Tidak lama, Jim pun duduk di samping Cliff. Dia telah selesai menelpon seseorang dan meletakan handphonenya di meja.

"Sebaiknya jangan merokok di sekitar Claire yang sedang mengandung" tiba-tiba Cliff menatap Jim yang baru saja duduk itu. Cliff tersenyum karena Jim bau rokok. Jim yang membesarkan matanya.

"Kalau Jim memang susah dikasih tahu, sama seperti Mera" sahut Claire sedikit mengomel sambil menuangkan teh panas.

"Aku sudah tidak merokok, yang ngajari kan merokok kan si Jim!" Sahut Mera melemparkan kesalahannya kepada Jim. Jim memelototi Mera. Mera hanya menyengir.

"Hm, tapi Aku sudah Berniat berhenti" Jim hanya mengangguk lehernya, akhirnya dia mengalah saja.
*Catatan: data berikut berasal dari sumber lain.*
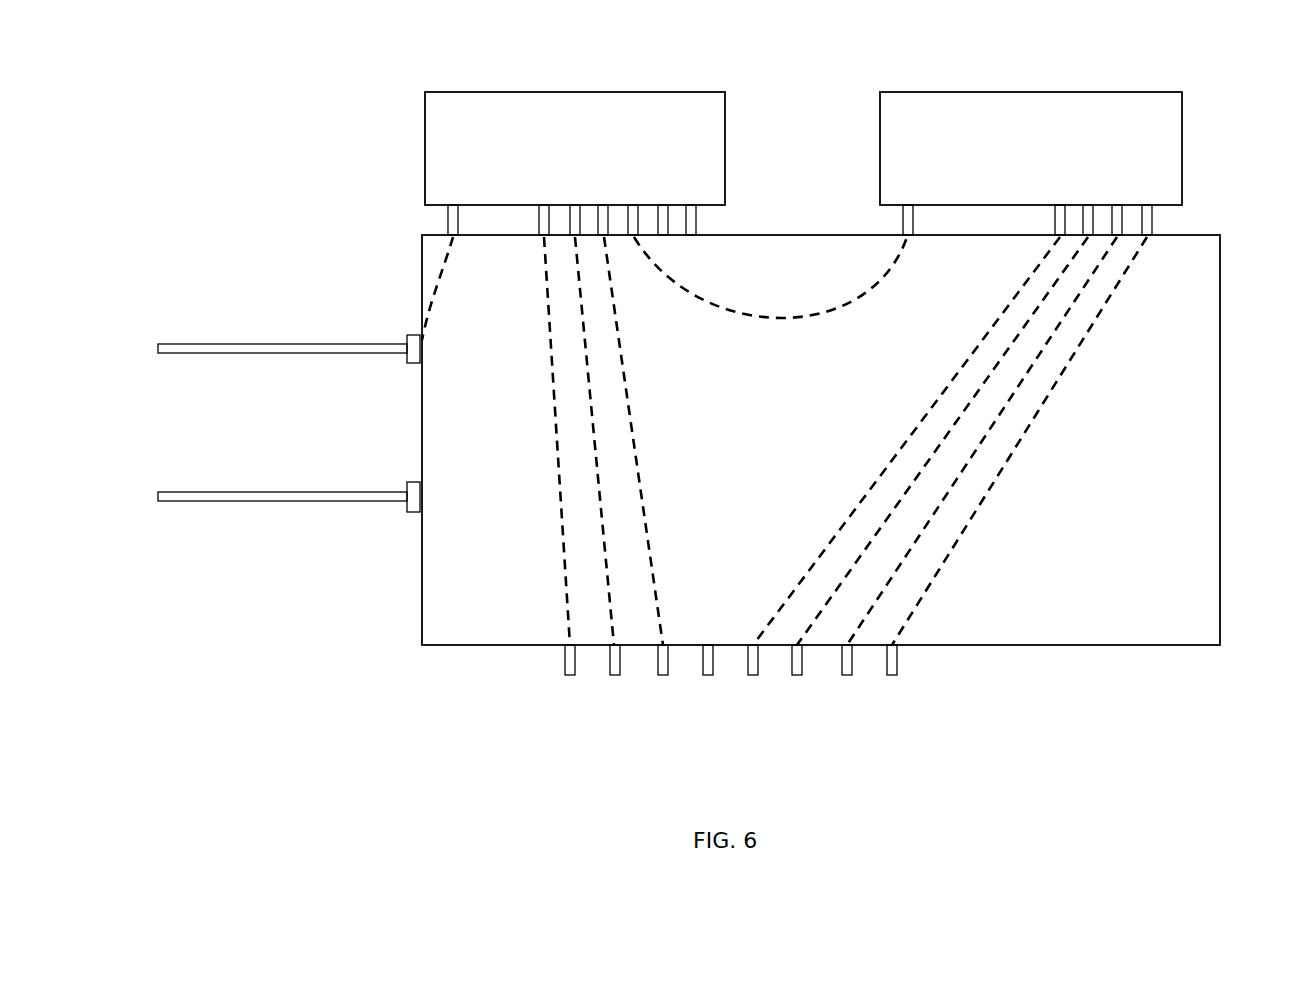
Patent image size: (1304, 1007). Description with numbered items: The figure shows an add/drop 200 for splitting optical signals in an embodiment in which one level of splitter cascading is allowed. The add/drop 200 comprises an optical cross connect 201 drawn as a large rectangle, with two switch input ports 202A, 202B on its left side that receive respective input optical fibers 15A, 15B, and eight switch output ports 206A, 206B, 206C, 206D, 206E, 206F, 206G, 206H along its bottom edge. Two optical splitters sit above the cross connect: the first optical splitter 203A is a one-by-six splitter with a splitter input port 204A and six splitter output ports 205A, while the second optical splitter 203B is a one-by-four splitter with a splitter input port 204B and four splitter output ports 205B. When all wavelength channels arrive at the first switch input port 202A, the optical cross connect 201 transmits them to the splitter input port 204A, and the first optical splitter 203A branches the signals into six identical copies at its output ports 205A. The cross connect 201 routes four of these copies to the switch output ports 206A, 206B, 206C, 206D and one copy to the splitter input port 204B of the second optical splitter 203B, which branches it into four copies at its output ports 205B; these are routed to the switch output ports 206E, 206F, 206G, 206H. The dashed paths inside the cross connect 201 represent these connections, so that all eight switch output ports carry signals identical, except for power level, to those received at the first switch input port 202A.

The input optical fiber 15A is at (224, 348).
The input optical fiber 15B is at (228, 492).
The add/drop 200 is at (1211, 662).
The optical cross connect 201 is at (997, 645).
The switch input port 202A is at (412, 345).
The switch input port 202B is at (407, 507).
The first optical splitter 203A is at (725, 115).
The second optical splitter 203B is at (1182, 115).
The splitter input port 204A is at (450, 226).
The splitter input port 204B is at (905, 226).
The splitter output ports 205A is at (706, 212).
The splitter output ports 205B is at (1163, 223).
The switch output port 206A is at (562, 665).
The switch output port 206B is at (608, 665).
The switch output port 206C is at (655, 665).
The switch output port 206D is at (700, 665).
The switch output port 206E is at (745, 665).
The switch output port 206F is at (790, 665).
The switch output port 206G is at (840, 665).
The switch output port 206H is at (885, 665).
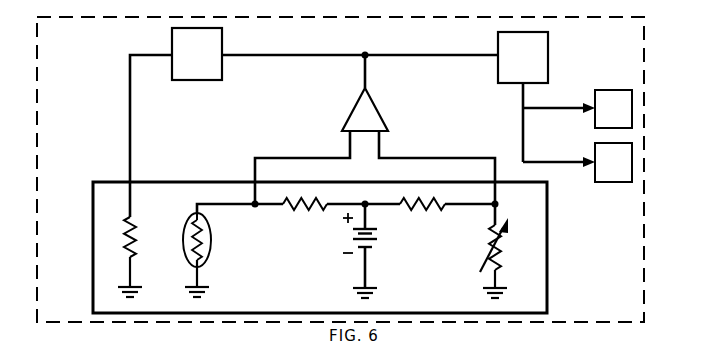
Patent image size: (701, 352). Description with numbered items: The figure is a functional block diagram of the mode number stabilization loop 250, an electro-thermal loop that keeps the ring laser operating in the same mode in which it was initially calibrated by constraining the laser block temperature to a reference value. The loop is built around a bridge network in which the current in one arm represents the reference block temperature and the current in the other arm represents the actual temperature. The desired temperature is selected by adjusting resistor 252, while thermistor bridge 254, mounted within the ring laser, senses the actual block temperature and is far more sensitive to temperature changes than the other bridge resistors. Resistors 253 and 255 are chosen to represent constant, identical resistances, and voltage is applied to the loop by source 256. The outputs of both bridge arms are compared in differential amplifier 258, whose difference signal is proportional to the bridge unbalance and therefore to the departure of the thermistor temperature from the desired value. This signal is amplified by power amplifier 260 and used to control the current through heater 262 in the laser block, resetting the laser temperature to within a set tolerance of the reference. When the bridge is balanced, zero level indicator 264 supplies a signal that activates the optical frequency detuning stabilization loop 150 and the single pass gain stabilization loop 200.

"Awas ya, kalau merokok lagi" ancam Claire. Jim tidak bisa membalas ancaman istrinya itu, dia mengiyakan saja.

Cliff hanya menahan tawa, melihat Jim kebingungan. Dia hanya menggelengkan kepalanya sambil meringis ke arah Cliff.

Sedang Marry masih bermain-main di sekitar Cliff. Cliff berusaha menjaganya agar dia tidak keluar dari pintu kedai, karena Cliff dan Jim duduk di dekat pintu.

"Cincin..."

Cliff menoleh ke arah Marry.

Marry memegang kotak cincin yang Cliff taruh di kantong jaketnya.